小説

『日出ずる村の記』虫丸尚(『聖徳太子伝記』)

 南北に連なる山々は、古代より大和と河内の国境(くにざかい)だった。今でも地図を広げると、縦走する尾根筋に県境を示す破線が引かれている。この山の西麓には、長い年月を経て一種の扇状地がいくつも形成された。そのゆるやかに拓けた地形の上に、いつの頃からか人々が生活を営むようになり、数千年後の子孫らも代々伝えられてきた山や畑を守りながら暮らしている。
 私も、彼らに連なる一人として、K村のとある旧家に生を享けた。なんでも、先祖は勾玉作りをもって大和朝廷に仕えた豪族の一人だったそうだ。しかし、それを無条件に信じる者は、今となっては誰もいない。きっと曾祖父ぐらいがでっち上げた作り話だろうというのが我が家の通説となっている。祖父亡き後、家宝として父が継承した家系図は、しみひとつない真っ白の紙に黒々とした墨で記されていた。筆跡もすべて同じ。誰が見ても、祖父のしわざであることは明らかだった。ほら吹きオヤジの壮大な嘘を真に受けた祖父が、大金を出して系図屋に作らせたのだろう。桐箱に納められ金襴緞子で表装された巻物が放つ輝きほど、空虚なものはない。
 村とはいっても、大阪ミナミの繁華街まで電車で二十分。兼業農家がほとんどで、平日の昼間は閑散としている。働き盛りの男性は、みんな都会に出て会社勤めをしているのだ。毎日畑に出て農作業に精を出すのは、その親たちの世代である。おかげで食卓には鮮度抜群の野菜が並ぶ。日常の生活に不便を感じることはない。むしろ、この付近に宅地を求めて都会の富裕層が移り住むこともしばしばである。

 祖父がまだ元気だった頃、私は何度か山に入ったことがある。その目的は、我が家が所有する山林の場所を父や私に伝えるためだった。祖父に連れられて、茂みをかき分けながら登ったケモノ道。時折、朽ちた木々の奥に土に埋もれる巨石が見えた。
 実は、この山一帯には古墳時代に築かれた石組の墳墓群がいくつも存在するのだ。村の人たちは、これを塚(つか)穴(あな)と呼ぶ。棺を納めるために大きな石を積み上げて石室を作り、その入り口はすべて南側を向いて開かれていた。江戸時代に起こった盗掘ブームによって、死者とともに埋葬された鏡や勾玉などの装飾類はほとんど持ち去られ残っていない。入り口は人ひとり通るのがやっとという狭さだが、石室の内部は三畳くらいの広さがあり、天井石までは大人が手を伸ばしても届かぬほど高かった。
 中は夏でもひんやりとして、石に触れると冷たい。それでいてどこかしっとりとしていた。
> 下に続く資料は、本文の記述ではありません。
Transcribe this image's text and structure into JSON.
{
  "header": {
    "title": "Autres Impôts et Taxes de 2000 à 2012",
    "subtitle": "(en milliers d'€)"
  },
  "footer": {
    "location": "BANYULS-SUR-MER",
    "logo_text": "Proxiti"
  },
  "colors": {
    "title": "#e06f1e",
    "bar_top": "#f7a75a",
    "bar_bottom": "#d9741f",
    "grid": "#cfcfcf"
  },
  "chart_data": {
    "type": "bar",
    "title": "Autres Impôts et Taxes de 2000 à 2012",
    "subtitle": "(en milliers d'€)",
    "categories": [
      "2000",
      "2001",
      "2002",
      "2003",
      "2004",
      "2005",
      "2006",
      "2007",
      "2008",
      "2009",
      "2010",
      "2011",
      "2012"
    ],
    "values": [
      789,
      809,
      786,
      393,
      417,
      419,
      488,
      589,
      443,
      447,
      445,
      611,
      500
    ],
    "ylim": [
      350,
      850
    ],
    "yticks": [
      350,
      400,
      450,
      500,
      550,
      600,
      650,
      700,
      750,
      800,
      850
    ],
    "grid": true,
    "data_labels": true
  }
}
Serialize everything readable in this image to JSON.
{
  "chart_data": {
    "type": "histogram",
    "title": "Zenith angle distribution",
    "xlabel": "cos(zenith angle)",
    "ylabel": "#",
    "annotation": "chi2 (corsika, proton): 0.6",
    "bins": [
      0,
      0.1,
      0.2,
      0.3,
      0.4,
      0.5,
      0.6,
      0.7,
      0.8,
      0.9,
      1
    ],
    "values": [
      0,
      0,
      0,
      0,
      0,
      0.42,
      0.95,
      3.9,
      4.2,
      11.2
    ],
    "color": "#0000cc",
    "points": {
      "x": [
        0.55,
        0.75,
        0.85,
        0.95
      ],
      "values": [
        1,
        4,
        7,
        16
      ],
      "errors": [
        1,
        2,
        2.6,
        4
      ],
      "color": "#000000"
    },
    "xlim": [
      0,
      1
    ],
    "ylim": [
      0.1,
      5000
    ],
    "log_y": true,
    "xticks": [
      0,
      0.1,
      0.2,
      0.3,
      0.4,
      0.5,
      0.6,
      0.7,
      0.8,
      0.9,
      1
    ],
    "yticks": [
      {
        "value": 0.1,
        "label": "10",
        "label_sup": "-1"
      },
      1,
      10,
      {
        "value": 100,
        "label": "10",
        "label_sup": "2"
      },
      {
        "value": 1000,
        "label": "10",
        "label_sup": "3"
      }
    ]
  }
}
 私たちの祖先は、重機などのない時代にいかにしてこれほど大きな石を、しかも山の斜面に組み上げたのだろう。そもそも、石をどこから切り出して運んだのかさえ分からない。この山地の西側だけでも、一説には三百基近い墳墓があるといわれている。戦前に何度か著名な考古学者が調査を行い、実測図や分布地図などを作成したらしい。
 しかし、この考古学者はひとつ特殊な塚穴の存在を見落としていた。いや、案内人として調査に同行した村人たちが、敢えてその存在を隠したといった方が正しいだろう。